Allora, non ho avuto tempo di leggere tutta la faccenda, per cui non so come sia la normativa ESATTA del Garante eccetera. So però che la mail è perfetta e fa piena prova della provenienza delle dichiarazioni da chi l'ha sottoscritta (fino a querela di falso, ovviam), ai sensi e per gli effetti degli artt. 2707 e 2712 c. c., solo se è munita di firma digitale certificata (come previsto dal famoso T. U. 445/2000). Se invece vi è semplice firma c. d. "elettronica" (D. Lgs. 10/2002), l'efficacia probatoria è incerta e spetterebbe al giudice determinarla. Resta salvo, comunque, il valore di scrittura privata (art. 2702 c. c.).
Se perciò mandi poi anche una raccomandata con la diffida, si potrebbe dare il caso dubbio di apposto doppio termine di scadenza (dubbio sull'efficacia probatoria, da valutare!).

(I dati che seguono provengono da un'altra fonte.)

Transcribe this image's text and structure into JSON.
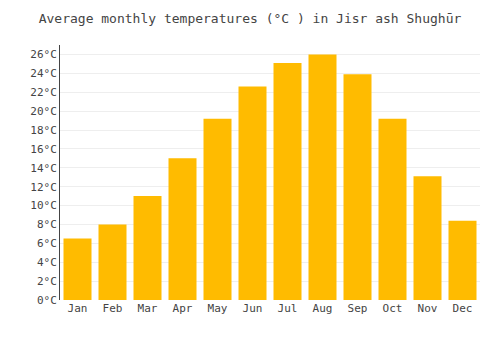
{
  "chart_data": {
    "type": "bar",
    "title": "Average monthly temperatures (°C ) in Jisr ash Shughūr",
    "categories": [
      "Jan",
      "Feb",
      "Mar",
      "Apr",
      "May",
      "Jun",
      "Jul",
      "Aug",
      "Sep",
      "Oct",
      "Nov",
      "Dec"
    ],
    "values": [
      6.5,
      8.0,
      11.0,
      15.0,
      19.2,
      22.6,
      25.1,
      26.0,
      23.9,
      19.2,
      13.1,
      8.4
    ],
    "color": "#FFBB00",
    "ylim": [
      0,
      27
    ],
    "yticks": [
      {
        "value": 0,
        "label": "0°C"
      },
      {
        "value": 2,
        "label": "2°C"
      },
      {
        "value": 4,
        "label": "4°C"
      },
      {
        "value": 6,
        "label": "6°C"
      },
      {
        "value": 8,
        "label": "8°C"
      },
      {
        "value": 10,
        "label": "10°C"
      },
      {
        "value": 12,
        "label": "12°C"
      },
      {
        "value": 14,
        "label": "14°C"
      },
      {
        "value": 16,
        "label": "16°C"
      },
      {
        "value": 18,
        "label": "18°C"
      },
      {
        "value": 20,
        "label": "20°C"
      },
      {
        "value": 22,
        "label": "22°C"
      },
      {
        "value": 24,
        "label": "24°C"
      },
      {
        "value": 26,
        "label": "26°C"
      }
    ],
    "grid": true
  }
}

Comunque, IMHO, non farne subito una questione. Chiedi la cancellazione dei dati e le informazioni sul detentore dei medesimi, che è un tuo diritto e per la quale basta sicuram la mail semplice (che, come visto, vale scrittura privata); se poi ciò non viene adempiuto manda la diffida in via più formale. Vabbeh, ormai per questa hai fatto in quella maniera lì, ma dico questo in linea generale e secondo me. Sei un po' più garantito.

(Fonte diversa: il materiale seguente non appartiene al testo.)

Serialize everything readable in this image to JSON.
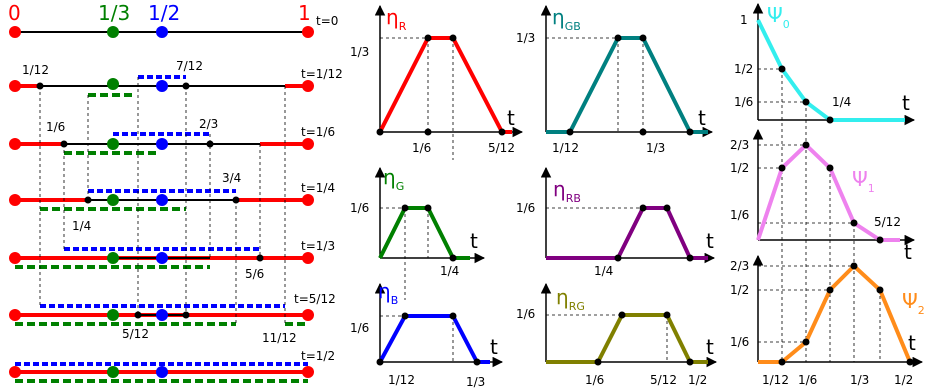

A tuo favore, comunque, posso dire che mi sembra di ricordare di aver letto che in casi simili al tuo vi sono precedenti giudiziari in cui è dato pieno valore probatorio alla semplice mail con firma elettronica. Mah... se cerchi su internet trovi sicuramente qualche precedente (forse Attivissimo aveva qualcosa, ecco dove posso averlo letto! Poi semmai gli scrivi, che è sicuram più esperto di me!).